Critchley was recognised as one of the twentieth-century giants of British neurology and his authenticity was
magnetic. His restless curiosity had led him to study the sciences of anthropology and social psychology as well as the traditional teaching of his speciality and now I had learned that he had even experimented with hallucinogenic drugs. Following our chats in his home I was now even more determined to bolt down the rabbit hole in pursuit of a wonderland of distorted reality and contingent deficits.
10
– Breakthrough –
In September 1982, I sent a hand-written letter to the Secretary of the Board of Governors at the National Hospital, Queen Square, explaining that I wished to apply for the Consultant Neurologist position vacated by Doctor Gooddy. After weeks of cloak and dagger politics and whispers in the hospital corridor, news filtered down that it was going to be a close race. The informal ‘trial by sherry’ went well and the day after the formal inquisition, Olive Rodger, Head of the Medical Personnel department at Queen Square, called me to say I had been successful. One of my referees told me that it was my impressive list of research publications attached as an appendix to my curriculum vitae that had swung the committee in my favour. On October 5, I was appointed to the staff at both ‘The National’ and University College Hospitals. My new job offered me an unprecedented opportunity to pursue my research in Parkinson’s disease.

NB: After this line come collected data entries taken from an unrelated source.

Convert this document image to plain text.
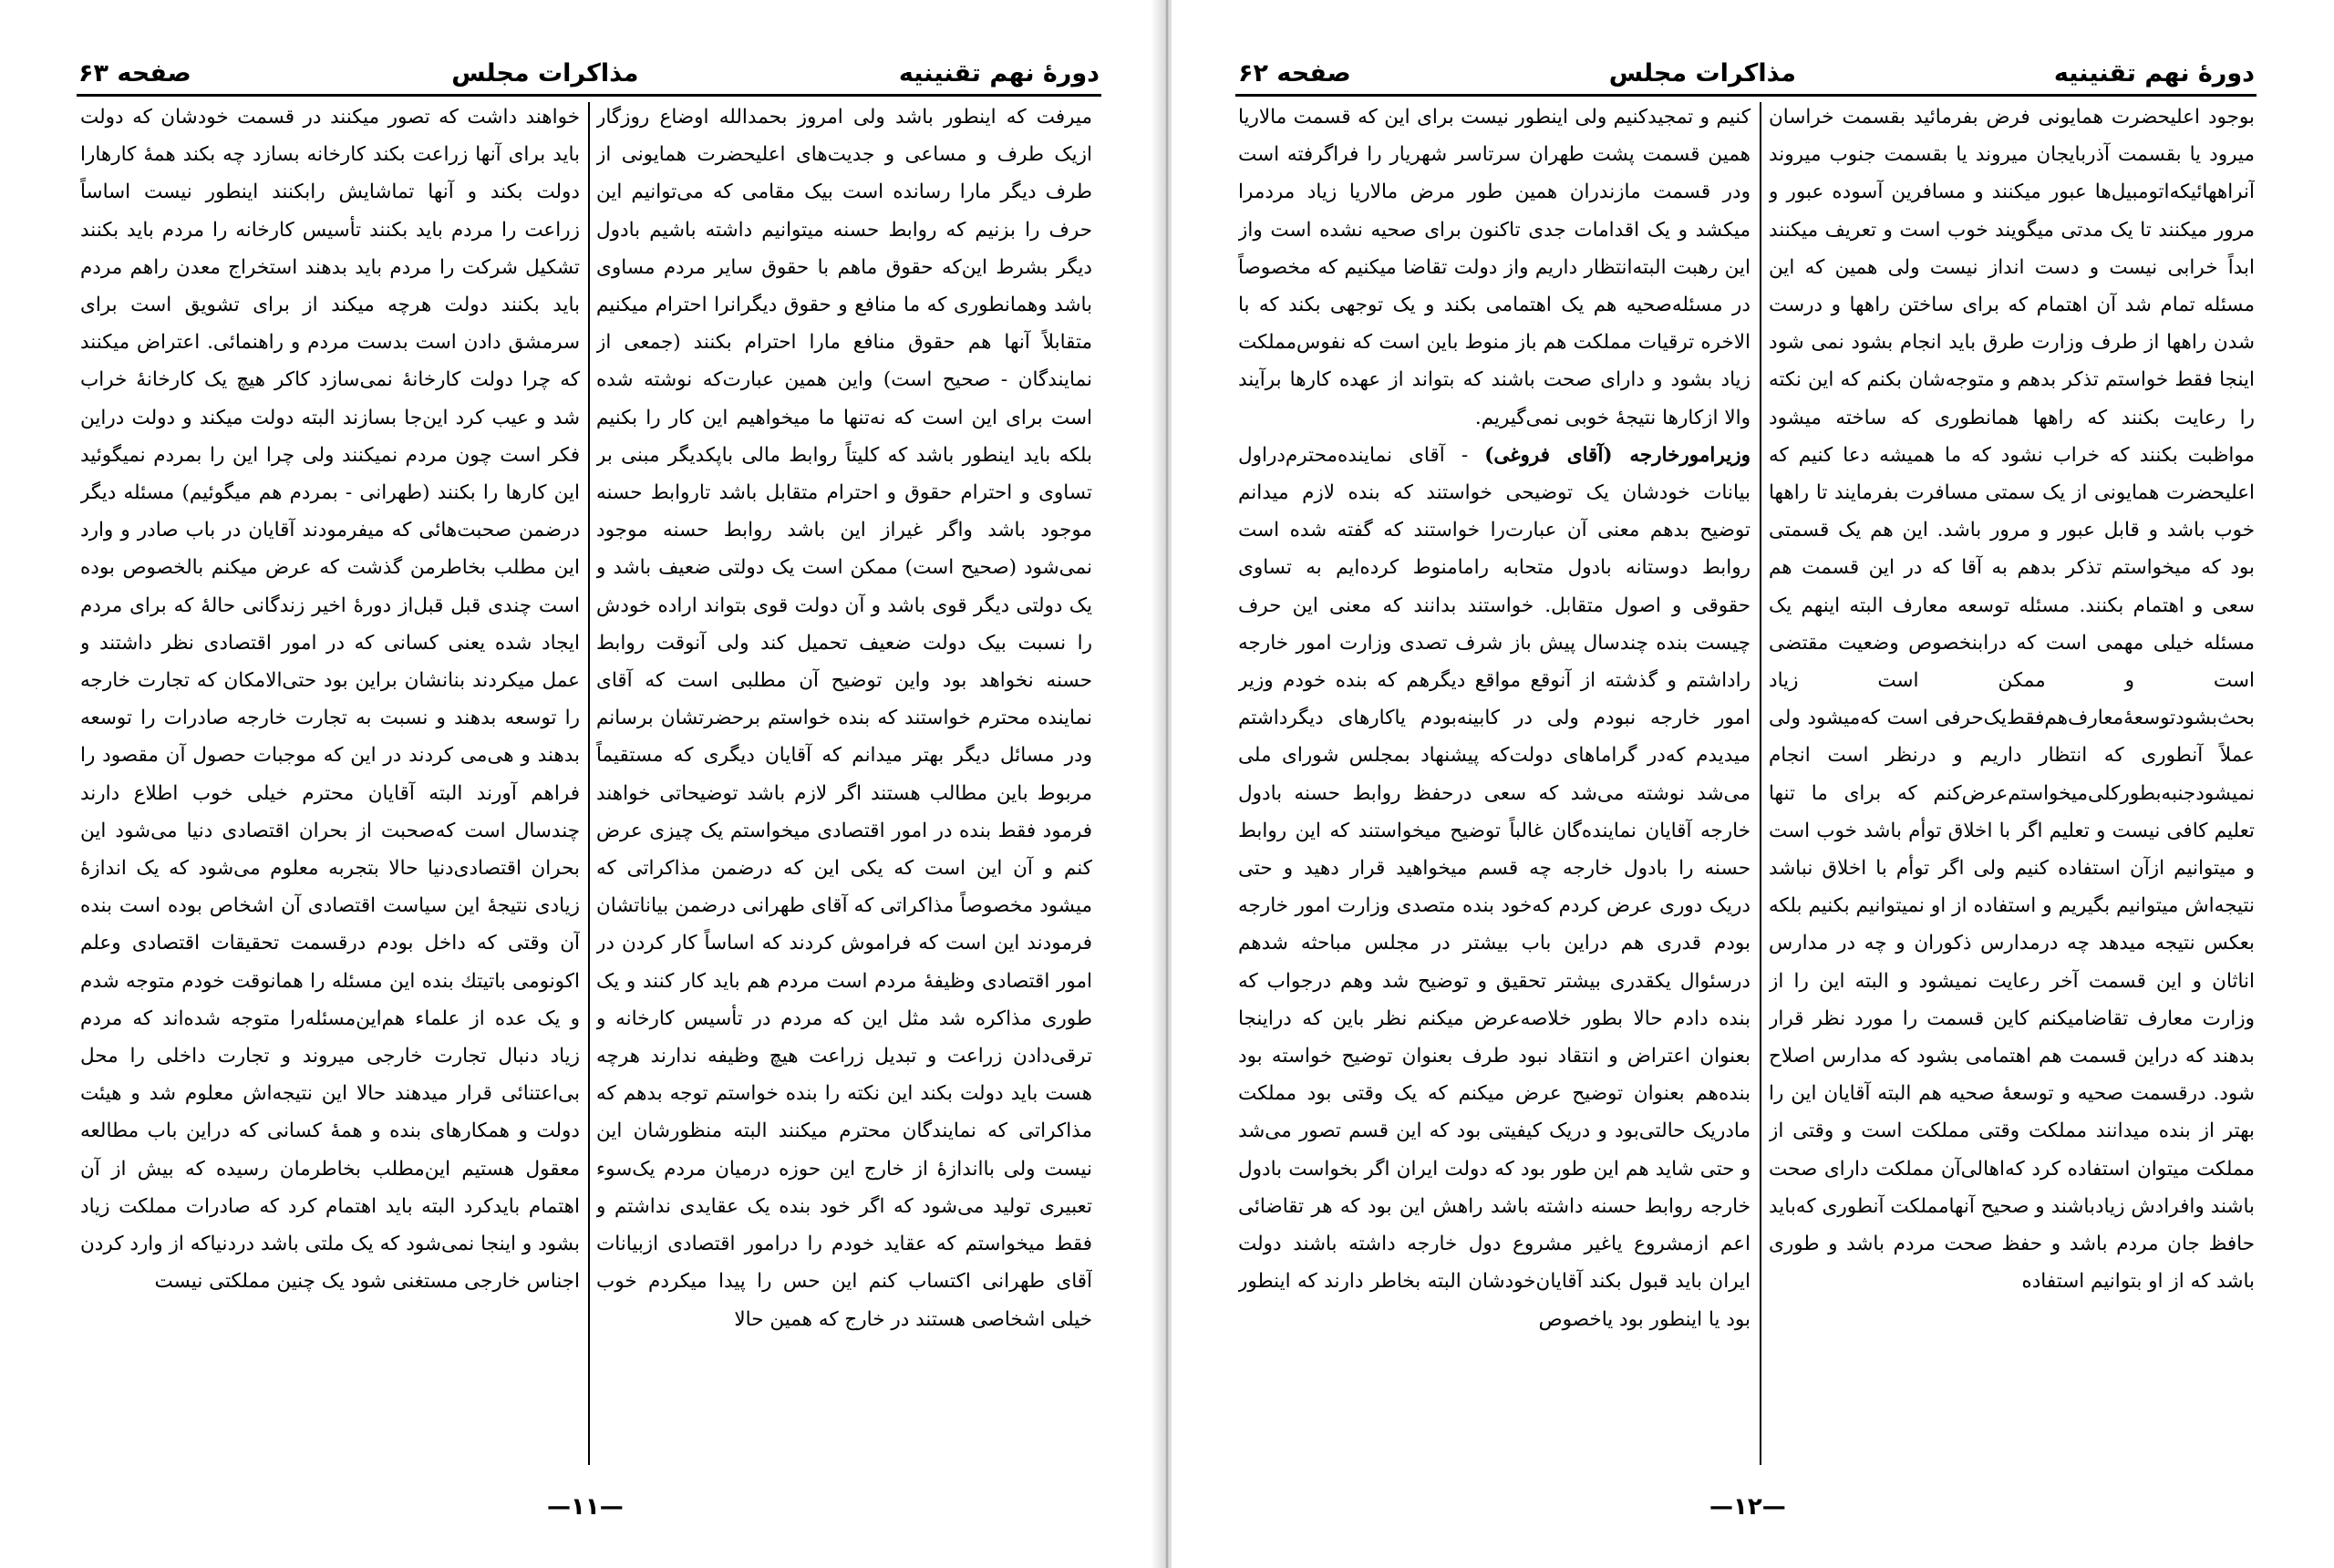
دورهٔ نهم تقنینیه
مذاکرات مجلس
صفحه ۶۳

میرفت که اینطور باشد ولی امروز بحمدالله اوضاع روزگار ازیک طرف و مساعی و جدیت‌های اعلیحضرت همایونی از طرف دیگر مارا رسانده است بیک مقامی که می‌توانیم این حرف را بزنیم که روابط حسنه میتوانیم داشته باشیم بادول دیگر بشرط این‌که حقوق ماهم با حقوق سایر مردم مساوی باشد وهمانطوری که ما منافع و حقوق دیگرانرا احترام میکنیم متقابلاً آنها هم حقوق منافع مارا احترام بکنند (جمعی از نمایندگان - صحیح است) واین همین عبارت‌که نوشته شده است برای این است که نه‌تنها ما میخواهیم این کار را بکنیم بلکه باید اینطور باشد که کلیتاً روابط مالی باپکدیگر مبنی بر تساوی و احترام حقوق و احترام متقابل باشد تاروابط حسنه موجود باشد واگر غیراز این باشد روابط حسنه موجود نمی‌شود (صحیح است) ممکن است یک دولتی ضعیف باشد و یک دولتی دیگر قوی باشد و آن دولت قوی بتواند اراده خودش را نسبت بیک دولت ضعیف تحمیل کند ولی آنوقت روابط حسنه نخواهد بود واین توضیح آن مطلبی است که آقای نماینده محترم خواستند که بنده خواستم برحضرتشان برسانم ودر مسائل دیگر بهتر میدانم که آقایان دیگری که مستقیماً مربوط باین مطالب هستند اگر لازم باشد توضیحاتی خواهند فرمود فقط بنده در امور اقتصادی میخواستم یک چیزی عرض کنم و آن این است که یکی این که درضمن مذاکراتی که میشود مخصوصاً مذاکراتی که آقای طهرانی درضمن بیاناتشان فرمودند این است که فراموش کردند که اساساً کار کردن در امور اقتصادی وظیفهٔ مردم است مردم هم باید کار کنند و یک طوری مذاکره شد مثل این که مردم در تأسیس کارخانه و ترقی‌دادن زراعت و تبدیل زراعت هیچ وظیفه ندارند هرچه هست باید دولت بکند این نکته را بنده خواستم توجه بدهم که مذاکراتی که نمایندگان محترم میکنند البته منظورشان این نیست ولی بااندازهٔ از خارج این حوزه درمیان مردم یک‌سوء تعبیری تولید می‌شود که اگر خود بنده یک عقایدی نداشتم و فقط میخواستم که عقاید خودم را درامور اقتصادی ازبیانات آقای طهرانی اکتساب کنم این حس را پیدا میکردم خوب خیلی اشخاصی هستند در خارج که همین حالا

خواهند داشت که تصور میکنند در قسمت خودشان که دولت باید برای آنها زراعت بکند کارخانه بسازد چه بکند همهٔ کارهارا دولت بکند و آنها تماشایش رابکنند اینطور نیست اساساً زراعت را مردم باید بکنند تأسیس کارخانه را مردم باید بکنند تشکیل شرکت را مردم باید بدهند استخراج معدن راهم مردم باید بکنند دولت هرچه میکند از برای تشویق است برای سرمشق دادن است بدست مردم و راهنمائی. اعتراض میکنند که چرا دولت کارخانهٔ نمی‌سازد کاکر هیچ یک کارخانهٔ خراب شد و عیب کرد این‌جا بسازند البته دولت میکند و دولت دراین فکر است چون مردم نمیکنند ولی چرا این را بمردم نمیگوئید این کارها را بکنند (طهرانی - بمردم هم میگوئیم) مسئله دیگر درضمن صحبت‌هائی که میفرمودند آقایان در باب صادر و وارد این مطلب بخاطرمن گذشت که عرض میکنم بالخصوص بوده است چندی قبل قبل‌از دورهٔ اخیر زندگانی حالهٔ که برای مردم ایجاد شده یعنی کسانی که در امور اقتصادی نظر داشتند و عمل میکردند بنانشان براین بود حتی‌الامکان که تجارت خارجه را توسعه بدهند و نسبت به تجارت خارجه صادرات را توسعه بدهند و هی‌می کردند در این که موجبات حصول آن مقصود را فراهم آورند البته آقایان محترم خیلی خوب اطلاع دارند چندسال است که‌صحبت از بحران اقتصادی دنیا می‌شود این بحران اقتصادی‌دنیا حالا بتجربه معلوم می‌شود که یک اندازهٔ زیادی نتیجهٔ این سیاست اقتصادی آن اشخاص بوده است بنده آن وقتی که داخل بودم درقسمت تحقیقات اقتصادی وعلم اکونومی باتیتك بنده این مسئله را همانوقت خودم متوجه شدم و یک عده از علماء هم‌این‌مسئله‌را متوجه شده‌اند که مردم زیاد دنبال تجارت خارجی میروند و تجارت داخلی را محل بی‌اعتنائی قرار میدهند حالا این نتیجه‌اش معلوم شد و هیئت دولت و همکارهای بنده و همهٔ کسانی که دراین باب مطالعه معقول هستیم این‌مطلب بخاطرمان رسیده که بیش از آن اهتمام باید‌کرد البته باید اهتمام کرد که صادرات مملکت زیاد بشود و اینجا نمی‌شود که یک ملتی باشد دردنیاکه از وارد کردن اجناس خارجی مستغنی شود یک چنین مملکتی نیست

—۱۱—
دورهٔ نهم تقنینیه
مذاکرات مجلس
صفحه ۶۲

بوجود اعلیحضرت همایونی فرض بفرمائید بقسمت خراسان میرود یا بقسمت آذربایجان میروند یا بقسمت جنوب میروند آنراههائیکه‌اتومبیل‌ها عبور میکنند و مسافرین آسوده عبور و مرور میکنند تا یک مدتی میگویند خوب است و تعریف میکنند ابداً خرابی نیست و دست انداز نیست ولی همین که این مسئله تمام شد آن اهتمام که برای ساختن راهها و درست شدن راهها از طرف وزارت طرق باید انجام بشود نمی شود اینجا فقط خواستم تذکر بدهم و متوجه‌شان بکنم که این نکته را رعایت بکنند که راهها همانطوری که ساخته میشود مواظبت بکنند که خراب نشود که ما همیشه دعا کنیم که اعلیحضرت همایونی از یک سمتی مسافرت بفرمایند تا راهها خوب باشد و قابل عبور و مرور باشد. این هم یک قسمتی بود که میخواستم تذکر بدهم به آقا که در این قسمت هم سعی و اهتمام بکنند. مسئله توسعه معارف البته اینهم یک مسئله خیلی مهمی است که درابنخصوص وضعیت مقتضی است و ممکن است زیاد بحث‌بشودتوسعهٔ‌معارف‌هم‌فقط‌یک‌حرفی است که‌میشود ولی عملاً آنطوری که انتظار داریم و درنظر است انجام نمیشود‌جنبه‌بطورکلی‌میخواستم‌عرض‌کنم که برای ما تنها تعلیم کافی نیست و تعلیم اگر با اخلاق توأم باشد خوب است و میتوانیم ازآن استفاده کنیم ولی اگر توأم با اخلاق نباشد نتیجه‌اش میتوانیم بگیریم و استفاده از او نمیتوانیم بکنیم بلکه بعکس نتیجه میدهد چه درمدارس ذکوران و چه در مدارس اناثان و این قسمت آخر رعایت نمیشود و البته این را از وزارت معارف تقاضامیکنم کاین قسمت را مورد نظر قرار بدهند که دراین قسمت هم اهتمامی بشود که مدارس اصلاح شود. درقسمت صحیه و توسعهٔ صحیه هم البته آقایان این را بهتر از بنده میدانند مملکت وقتی مملکت است و وقتی از مملکت میتوان استفاده کرد که‌اهالی‌آن مملکت دارای صحت باشند وافرادش زیادباشند و صحیح آنها‌مملکت آنطوری که‌باید حافظ جان مردم باشد و حفظ صحت مردم باشد و طوری باشد که از او بتوانیم استفاده

کنیم و تمجید‌کنیم ولی اینطور نیست برای این که قسمت مالاریا همین قسمت پشت طهران سرتاسر شهریار را فراگرفته است ودر قسمت مازندران همین طور مرض مالاریا زیاد مردمرا میکشد و یک اقدامات جدی تاکنون برای صحیه نشده است واز این رهبت البته‌انتظار داریم واز دولت تقاضا میکنیم که مخصوصاً در مسئله‌صحیه هم یک اهتمامی بکند و یک توجهی بکند که با الاخره ترقیات مملکت هم باز منوط باین است که نفوس‌مملکت زیاد بشود و دارای صحت باشند که بتواند از عهده کارها برآیند والا ازکارها نتیجهٔ خوبی نمی‌گیریم.

وزیرامورخارجه (آقای فروغی) - آقای نماینده‌محترم‌دراول بیانات خودشان یک توضیحی خواستند که بنده لازم میدانم توضیح بدهم معنی آن عبارت‌را خواستند که گفته شده است روابط دوستانه بادول متحابه رامامنوط کرده‌ایم به تساوی حقوقی و اصول متقابل. خواستند بدانند که معنی این حرف چیست بنده چندسال پیش باز شرف تصدی وزارت امور خارجه راداشتم و گذشته از آنوقع مواقع دیگرهم که بنده خودم وزیر امور خارجه نبودم ولی در کابینه‌بودم یاکارهای دیگرداشتم میدیدم که‌در گراماهای دولت‌که پیشنهاد بمجلس شورای ملی می‌شد نوشته می‌شد که سعی درحفظ روابط حسنه بادول خارجه آقایان نماینده‌گان غالباً توضیح میخواستند که این روابط حسنه را بادول خارجه چه قسم میخواهید قرار دهید و حتی دریک دوری عرض کردم که‌خود بنده متصدی وزارت امور خارجه بودم قدری هم دراین باب بیشتر در مجلس مباحثه شدهم درسئوال یکقدری بیشتر تحقیق و توضیح شد وهم درجواب که بنده دادم حالا بطور خلاصه‌عرض میکنم نظر باین که دراینجا بعنوان اعتراض و انتقاد نبود طرف بعنوان توضیح خواسته بود بنده‌هم بعنوان توضیح عرض میکنم که یک وقتی بود مملکت مادریک حالتی‌بود و دریک کیفیتی بود که این قسم تصور می‌شد و حتی شاید هم این طور بود که دولت ایران اگر بخواست بادول خارجه روابط حسنه داشته باشد راهش این بود که هر تقاضائی اعم ازمشروع یاغیر مشروع دول خارجه داشته باشند دولت ایران باید قبول بکند آقایان‌خودشان البته بخاطر دارند که اینطور بود یا اینطور بود یاخصوص

—۱۲—
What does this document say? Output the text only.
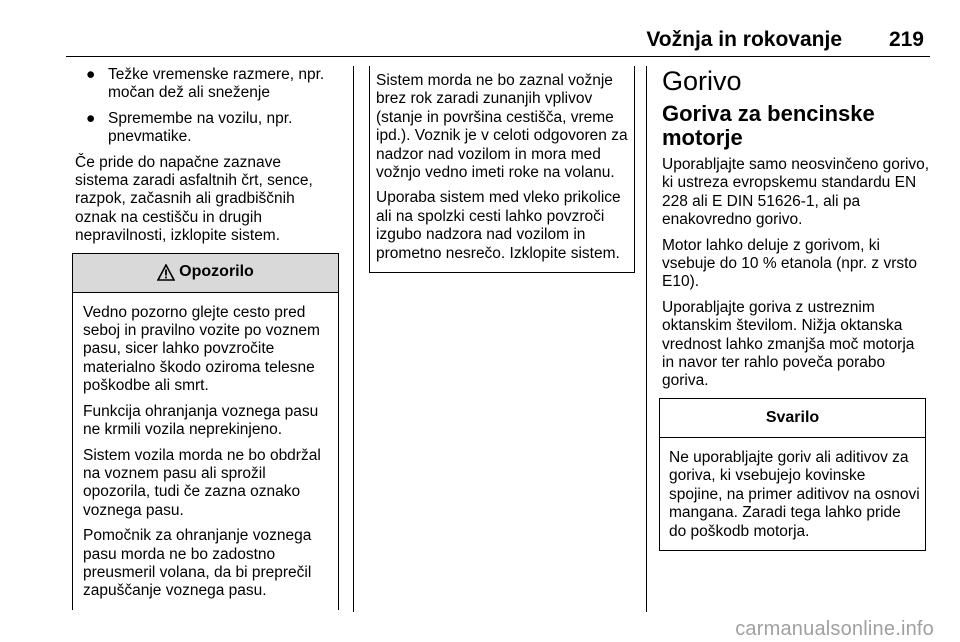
Vožnja in rokovanje 219
● Težke vremenske razmere, npr. močan dež ali sneženje
● Spremembe na vozilu, npr. pnevmatike.

Če pride do napačne zaznave sistema zaradi asfaltnih črt, sence, razpok, začasnih ali gradbiščnih oznak na cestišču in drugih nepravilnosti, izklopite sistem.

Opozorilo

Vedno pozorno glejte cesto pred seboj in pravilno vozite po voznem pasu, sicer lahko povzročite materialno škodo oziroma telesne poškodbe ali smrt.

Funkcija ohranjanja voznega pasu ne krmili vozila neprekinjeno.

Sistem vozila morda ne bo obdržal na voznem pasu ali sprožil opozorila, tudi če zazna oznako voznega pasu.

Pomočnik za ohranjanje voznega pasu morda ne bo zadostno preusmeril volana, da bi preprečil zapuščanje voznega pasu.

Sistem morda ne bo zaznal vožnje brez rok zaradi zunanjih vplivov (stanje in površina cestišča, vreme ipd.). Voznik je v celoti odgovoren za nadzor nad vozilom in mora med vožnjo vedno imeti roke na volanu.

Uporaba sistem med vleko prikolice ali na spolzki cesti lahko povzroči izgubo nadzora nad vozilom in prometno nesrečo. Izklopite sistem.

Gorivo
Goriva za bencinske motorje

Uporabljajte samo neosvinčeno gorivo, ki ustreza evropskemu standardu EN 228 ali E DIN 51626-1, ali pa enakovredno gorivo.

Motor lahko deluje z gorivom, ki vsebuje do 10 % etanola (npr. z vrsto E10).

Uporabljajte goriva z ustreznim oktanskim številom. Nižja oktanska vrednost lahko zmanjša moč motorja in navor ter rahlo poveča porabo goriva.

Svarilo

Ne uporabljajte goriv ali aditivov za goriva, ki vsebujejo kovinske spojine, na primer aditivov na osnovi mangana. Zaradi tega lahko pride do poškodb motorja.

carmanualsonline.info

Most of the patients I was still following in the clinic at University College Hospital had continued to benefit substantially from L-DOPA but the stable response that had been present in the first few years had now given way to a terrifying multidimensional rollercoaster ride that had only been temporarily slowed by the introduction of bromocriptine and deprenil. I was now confronted in the clinic with some of the most dramatic and abrupt physical transformations ever witnessed in neurological practice.